In his interview, he describes the difficulties of working in Cambridge, although he had wonderful access to Kettle's Yard. He produced 'The Atomic Yard' as a result of the residency. The name came from a remark by Jim about the possibility of an atomic war and a record by Count Baisie entitled 'The Atomic Mr Baisie'. At the time of interview he was Professor of Fine Art at the University of Derby.
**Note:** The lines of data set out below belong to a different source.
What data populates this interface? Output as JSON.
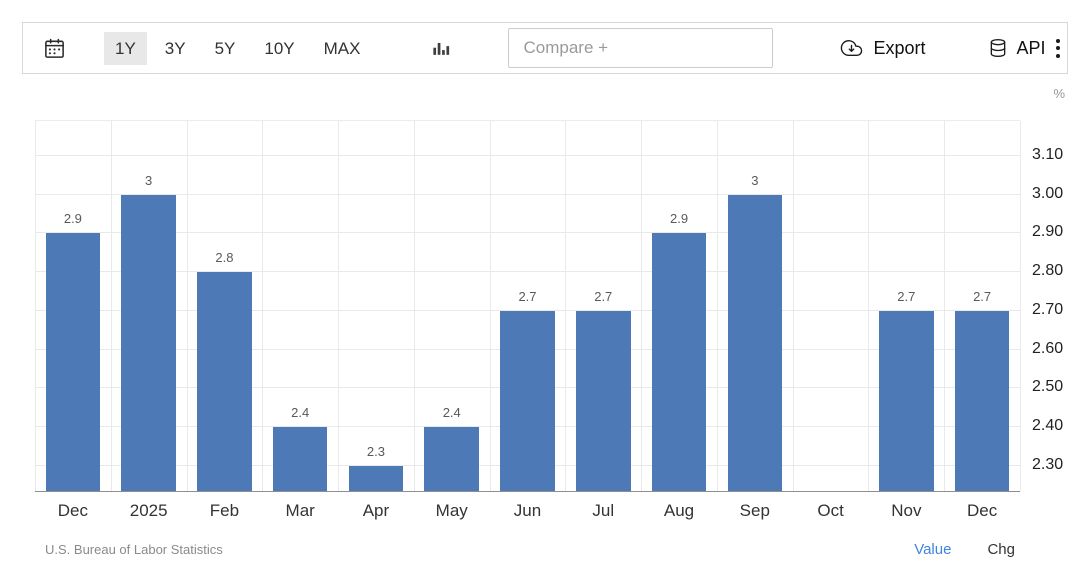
{
  "toolbar": {
    "calendar_icon": "calendar-icon",
    "ranges": [
      {
        "label": "1Y",
        "selected": true
      },
      {
        "label": "3Y",
        "selected": false
      },
      {
        "label": "5Y",
        "selected": false
      },
      {
        "label": "10Y",
        "selected": false
      },
      {
        "label": "MAX",
        "selected": false
      }
    ],
    "chart_type_icon": "bar-chart-icon",
    "compare_placeholder": "Compare +",
    "export_icon": "cloud-download-icon",
    "export_label": "Export",
    "api_icon": "database-icon",
    "api_label": "API",
    "more_menu_icon": "kebab-menu-icon"
  },
  "chart_data": {
    "type": "bar",
    "unit": "%",
    "bar_color": "#4e79b7",
    "grid": true,
    "y_axis_side": "right",
    "ylim": [
      2.235,
      3.19
    ],
    "yticks": [
      {
        "value": 3.1,
        "label": "3.10"
      },
      {
        "value": 3.0,
        "label": "3.00"
      },
      {
        "value": 2.9,
        "label": "2.90"
      },
      {
        "value": 2.8,
        "label": "2.80"
      },
      {
        "value": 2.7,
        "label": "2.70"
      },
      {
        "value": 2.6,
        "label": "2.60"
      },
      {
        "value": 2.5,
        "label": "2.50"
      },
      {
        "value": 2.4,
        "label": "2.40"
      },
      {
        "value": 2.3,
        "label": "2.30"
      }
    ],
    "points": [
      {
        "category": "Dec",
        "value": 2.9,
        "label": "2.9"
      },
      {
        "category": "2025",
        "value": 3,
        "label": "3"
      },
      {
        "category": "Feb",
        "value": 2.8,
        "label": "2.8"
      },
      {
        "category": "Mar",
        "value": 2.4,
        "label": "2.4"
      },
      {
        "category": "Apr",
        "value": 2.3,
        "label": "2.3"
      },
      {
        "category": "May",
        "value": 2.4,
        "label": "2.4"
      },
      {
        "category": "Jun",
        "value": 2.7,
        "label": "2.7"
      },
      {
        "category": "Jul",
        "value": 2.7,
        "label": "2.7"
      },
      {
        "category": "Aug",
        "value": 2.9,
        "label": "2.9"
      },
      {
        "category": "Sep",
        "value": 3,
        "label": "3"
      },
      {
        "category": "Oct",
        "value": null,
        "label": ""
      },
      {
        "category": "Nov",
        "value": 2.7,
        "label": "2.7"
      },
      {
        "category": "Dec",
        "value": 2.7,
        "label": "2.7"
      }
    ]
  },
  "footer": {
    "source": "U.S. Bureau of Labor Statistics",
    "value_label": "Value",
    "value_color": "#3d85e0",
    "chg_label": "Chg"
  }
}
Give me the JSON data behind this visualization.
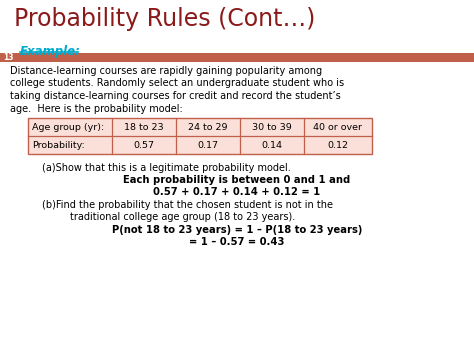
{
  "title": "Probability Rules (Cont…)",
  "title_color": "#8B1A1A",
  "example_label": "Example:",
  "example_color": "#00AACC",
  "slide_number": "13",
  "bar_color": "#C0604A",
  "background_color": "#FFFFFF",
  "body_text_lines": [
    "Distance-learning courses are rapidly gaining popularity among",
    "college students. Randomly select an undergraduate student who is",
    "taking distance-learning courses for credit and record the student’s",
    "age.  Here is the probability model:"
  ],
  "table_headers": [
    "Age group (yr):",
    "18 to 23",
    "24 to 29",
    "30 to 39",
    "40 or over"
  ],
  "table_row": [
    "Probability:",
    "0.57",
    "0.17",
    "0.14",
    "0.12"
  ],
  "table_border_color": "#C0604A",
  "table_bg_color": "#FAE0D8",
  "part_a_normal": "(a)Show that this is a legitimate probability model.",
  "part_a_bold1": "Each probability is between 0 and 1 and",
  "part_a_bold2": "0.57 + 0.17 + 0.14 + 0.12 = 1",
  "part_b_normal1": "(b)Find the probability that the chosen student is not in the",
  "part_b_normal2": "traditional college age group (18 to 23 years).",
  "part_b_bold1": "P(not 18 to 23 years) = 1 – P(18 to 23 years)",
  "part_b_bold2": "= 1 – 0.57 = 0.43",
  "text_color": "#000000"
}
Link to transcript of interview with Jim Ede: www.johngoto.org.uk/atom-yrd/convers.htm

Interviewed: 2008-09-01
By: Katie Maynard
Length: 58 mins
Media: On 2 tracks on CD with summary
Interview id: MYKY22

Kettle's Yard as a yardstick for middle class taste in the 1960s

 
Kettle's Yard seems to me to be somewhere that has a kind of devoted and rather reverential response from a lot of people which is great but I don't think that that should stop critical thinking and it does seem to me that that is often put on hold in Kettle's Yard because of the attractiveness of the aesthetic experience. Now, why is it attractive to us? I mean, it might not always be for people in the future but I think he created something there in the late fifties which actually became a kind of yardstick for middle class taste in the sixties and I think the kind of rustic modernism that's employed in Kettle's Yard, that's one way of terming it anyway, is something that was picked up on or was developed, maybe quite separately, by [Terence] Conran and Habitat in the sixties: so the idea of having wooden floors with rugs on them; cool aesthetics; minimal amount of artifacts but those that are there are well chosen; the bringing in of natural objects into the home environment; the lack of fussiness about it, that kind of modernist aesthetic, rather minimal that one can see in modernist architecture, he brought to the interior of these old houses; the idea of knocking through even and, I mean, everyone was knocking through by the seventies and Jim had been doing it much earlier and the extension; its whiteness; its kind of, it was a way that we all, or most of the middle classes in the sixties and seventies aspired to, that kind of look.